There's no point in discussing this if you think I think being closer to the US is the determining factor (nevermind the fact that I was talking about being closer to the US and other Ontario cities...few people would say that the eastern half of the GTA has better current or future prospects). Good job cherry-picking, at least.
 
There's no point in discussing this if you think I think being closer to the US is the determining factor (nevermind the fact that I was talking about being closer to the US and other Ontario cities...few people would say that the eastern half of the GTA has better current or future prospects). Good job cherry-picking, at least.


The point is just as worthless with the inclusion.

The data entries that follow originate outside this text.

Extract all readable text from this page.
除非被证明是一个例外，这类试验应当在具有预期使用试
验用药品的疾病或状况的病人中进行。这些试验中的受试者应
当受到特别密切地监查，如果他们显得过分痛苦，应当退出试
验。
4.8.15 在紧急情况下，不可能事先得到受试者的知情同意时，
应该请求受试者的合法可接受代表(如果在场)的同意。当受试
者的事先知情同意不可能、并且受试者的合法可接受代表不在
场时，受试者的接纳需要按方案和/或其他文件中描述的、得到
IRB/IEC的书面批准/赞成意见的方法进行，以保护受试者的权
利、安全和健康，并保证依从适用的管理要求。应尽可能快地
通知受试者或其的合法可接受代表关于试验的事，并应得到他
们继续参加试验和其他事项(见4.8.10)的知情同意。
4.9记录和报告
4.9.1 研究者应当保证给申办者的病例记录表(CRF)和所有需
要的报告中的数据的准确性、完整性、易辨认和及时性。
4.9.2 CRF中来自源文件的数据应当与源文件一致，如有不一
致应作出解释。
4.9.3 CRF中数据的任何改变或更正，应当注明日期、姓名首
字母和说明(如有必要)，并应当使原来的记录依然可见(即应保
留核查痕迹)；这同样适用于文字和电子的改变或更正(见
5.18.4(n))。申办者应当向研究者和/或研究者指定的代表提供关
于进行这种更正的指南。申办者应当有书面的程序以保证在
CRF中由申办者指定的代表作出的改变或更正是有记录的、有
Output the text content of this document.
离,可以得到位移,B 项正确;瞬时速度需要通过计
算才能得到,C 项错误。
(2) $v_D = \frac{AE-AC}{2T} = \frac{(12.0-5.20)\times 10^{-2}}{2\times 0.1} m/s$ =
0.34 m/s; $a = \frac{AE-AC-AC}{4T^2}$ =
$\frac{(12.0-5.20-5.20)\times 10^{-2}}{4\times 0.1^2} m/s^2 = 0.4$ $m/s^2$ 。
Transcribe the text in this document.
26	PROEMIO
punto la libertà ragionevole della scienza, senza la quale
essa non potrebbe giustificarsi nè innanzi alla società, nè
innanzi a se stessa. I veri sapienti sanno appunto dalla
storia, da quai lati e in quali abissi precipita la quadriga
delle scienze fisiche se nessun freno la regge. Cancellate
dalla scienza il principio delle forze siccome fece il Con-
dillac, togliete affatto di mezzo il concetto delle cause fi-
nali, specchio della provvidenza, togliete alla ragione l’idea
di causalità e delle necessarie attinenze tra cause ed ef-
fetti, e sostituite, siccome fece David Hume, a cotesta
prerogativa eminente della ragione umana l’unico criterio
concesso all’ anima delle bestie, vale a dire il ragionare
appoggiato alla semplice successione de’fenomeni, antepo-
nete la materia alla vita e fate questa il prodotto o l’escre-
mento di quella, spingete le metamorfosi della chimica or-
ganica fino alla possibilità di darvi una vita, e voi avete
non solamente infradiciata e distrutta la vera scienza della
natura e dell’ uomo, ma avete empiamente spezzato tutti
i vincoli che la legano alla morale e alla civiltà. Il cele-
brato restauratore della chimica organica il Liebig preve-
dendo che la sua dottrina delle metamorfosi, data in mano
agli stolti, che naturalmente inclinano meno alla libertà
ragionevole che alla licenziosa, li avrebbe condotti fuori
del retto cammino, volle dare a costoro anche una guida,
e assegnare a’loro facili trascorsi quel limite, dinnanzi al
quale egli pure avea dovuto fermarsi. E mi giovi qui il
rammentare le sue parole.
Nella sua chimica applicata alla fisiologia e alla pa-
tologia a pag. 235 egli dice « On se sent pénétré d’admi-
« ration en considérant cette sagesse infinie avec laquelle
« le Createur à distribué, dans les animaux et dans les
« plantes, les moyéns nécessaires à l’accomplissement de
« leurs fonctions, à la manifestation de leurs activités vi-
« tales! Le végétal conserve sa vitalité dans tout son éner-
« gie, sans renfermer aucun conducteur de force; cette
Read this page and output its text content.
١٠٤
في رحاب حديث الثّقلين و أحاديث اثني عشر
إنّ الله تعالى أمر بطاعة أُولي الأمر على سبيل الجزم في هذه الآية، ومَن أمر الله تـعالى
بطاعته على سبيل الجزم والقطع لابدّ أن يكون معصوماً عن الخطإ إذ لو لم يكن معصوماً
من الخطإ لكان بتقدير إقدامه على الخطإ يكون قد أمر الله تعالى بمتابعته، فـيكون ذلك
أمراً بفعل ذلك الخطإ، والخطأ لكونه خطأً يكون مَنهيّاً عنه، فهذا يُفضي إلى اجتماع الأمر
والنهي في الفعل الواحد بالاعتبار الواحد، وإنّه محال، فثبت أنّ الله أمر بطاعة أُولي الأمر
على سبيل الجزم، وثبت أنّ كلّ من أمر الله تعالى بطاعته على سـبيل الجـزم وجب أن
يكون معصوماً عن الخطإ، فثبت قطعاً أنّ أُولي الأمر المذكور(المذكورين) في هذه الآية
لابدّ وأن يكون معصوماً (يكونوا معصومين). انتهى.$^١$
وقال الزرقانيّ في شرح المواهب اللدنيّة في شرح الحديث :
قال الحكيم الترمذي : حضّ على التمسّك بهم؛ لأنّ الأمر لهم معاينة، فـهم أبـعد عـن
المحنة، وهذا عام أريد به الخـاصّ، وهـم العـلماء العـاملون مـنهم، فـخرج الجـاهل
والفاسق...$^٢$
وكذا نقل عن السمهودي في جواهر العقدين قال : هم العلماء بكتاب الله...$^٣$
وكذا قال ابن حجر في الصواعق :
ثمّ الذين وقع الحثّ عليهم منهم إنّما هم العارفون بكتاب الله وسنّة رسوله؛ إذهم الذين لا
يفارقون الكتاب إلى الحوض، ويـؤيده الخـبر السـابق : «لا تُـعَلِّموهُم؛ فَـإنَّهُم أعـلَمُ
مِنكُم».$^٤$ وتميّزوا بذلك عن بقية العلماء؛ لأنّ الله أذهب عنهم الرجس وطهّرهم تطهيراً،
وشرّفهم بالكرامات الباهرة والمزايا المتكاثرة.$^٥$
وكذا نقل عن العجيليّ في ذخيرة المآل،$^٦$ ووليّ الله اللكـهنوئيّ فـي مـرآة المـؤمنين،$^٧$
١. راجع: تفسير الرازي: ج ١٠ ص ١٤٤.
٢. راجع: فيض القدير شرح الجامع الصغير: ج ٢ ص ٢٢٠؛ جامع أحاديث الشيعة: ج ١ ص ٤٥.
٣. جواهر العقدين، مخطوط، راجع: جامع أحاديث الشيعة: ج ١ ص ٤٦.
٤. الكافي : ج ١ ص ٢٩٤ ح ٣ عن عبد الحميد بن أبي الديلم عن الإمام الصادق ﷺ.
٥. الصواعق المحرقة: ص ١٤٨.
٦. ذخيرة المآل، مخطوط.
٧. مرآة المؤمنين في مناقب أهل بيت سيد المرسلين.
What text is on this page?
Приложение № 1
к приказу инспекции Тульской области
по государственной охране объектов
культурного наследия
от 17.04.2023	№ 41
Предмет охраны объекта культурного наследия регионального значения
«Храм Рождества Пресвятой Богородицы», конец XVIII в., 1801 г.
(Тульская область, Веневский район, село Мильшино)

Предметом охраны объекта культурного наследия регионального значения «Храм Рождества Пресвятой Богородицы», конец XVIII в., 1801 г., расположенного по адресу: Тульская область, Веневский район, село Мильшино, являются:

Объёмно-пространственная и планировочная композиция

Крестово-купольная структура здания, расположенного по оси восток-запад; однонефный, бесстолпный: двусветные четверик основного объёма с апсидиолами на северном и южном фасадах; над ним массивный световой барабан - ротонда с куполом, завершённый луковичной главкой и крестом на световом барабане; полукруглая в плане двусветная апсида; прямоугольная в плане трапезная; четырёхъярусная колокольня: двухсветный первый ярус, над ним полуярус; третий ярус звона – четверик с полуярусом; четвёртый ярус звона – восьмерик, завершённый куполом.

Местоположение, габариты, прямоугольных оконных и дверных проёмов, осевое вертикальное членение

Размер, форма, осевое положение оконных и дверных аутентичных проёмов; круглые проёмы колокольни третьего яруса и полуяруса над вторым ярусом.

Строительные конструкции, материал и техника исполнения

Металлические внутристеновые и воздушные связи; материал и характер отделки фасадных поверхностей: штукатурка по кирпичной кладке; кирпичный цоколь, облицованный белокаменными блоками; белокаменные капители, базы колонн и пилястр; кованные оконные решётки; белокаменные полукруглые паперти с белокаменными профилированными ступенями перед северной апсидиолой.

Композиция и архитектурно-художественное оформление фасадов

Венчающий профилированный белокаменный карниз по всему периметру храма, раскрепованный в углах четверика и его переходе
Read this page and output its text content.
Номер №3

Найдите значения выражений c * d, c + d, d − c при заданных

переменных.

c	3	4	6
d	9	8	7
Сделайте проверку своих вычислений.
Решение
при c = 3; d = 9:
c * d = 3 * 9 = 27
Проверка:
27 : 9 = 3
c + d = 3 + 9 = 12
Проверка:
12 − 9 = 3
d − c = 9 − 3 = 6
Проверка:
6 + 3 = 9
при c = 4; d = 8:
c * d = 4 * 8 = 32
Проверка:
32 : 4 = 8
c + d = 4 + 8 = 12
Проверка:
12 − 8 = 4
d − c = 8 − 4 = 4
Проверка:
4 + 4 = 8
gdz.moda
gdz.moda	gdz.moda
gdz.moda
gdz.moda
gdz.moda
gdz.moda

If gross rents are equal but net rents are lower in the Consumers Rd. area, arguing for lessened demand as an explanation of lower value is ill conceived. Tenants are willing to pay the same for either area. The same goes for all the potential explanations you offered. For ex. why is being closer to the airport a premium in this comparison when, within Mississauga itself, MCC garners a premium over ACC? If ACC's potentially better transit service adds to the premium then why are net rents lower in NYCC which is served by two subways?

There was no cherry picking, just a summary dismissal.
 
For ex. why is being closer to the airport a premium in this comparison when, within Mississauga itself, MCC garners a premium over ACC?

Do you have a source for this? I was under the impression that ACC was more expensive than the MCC, where there is currently a shortage of office demand.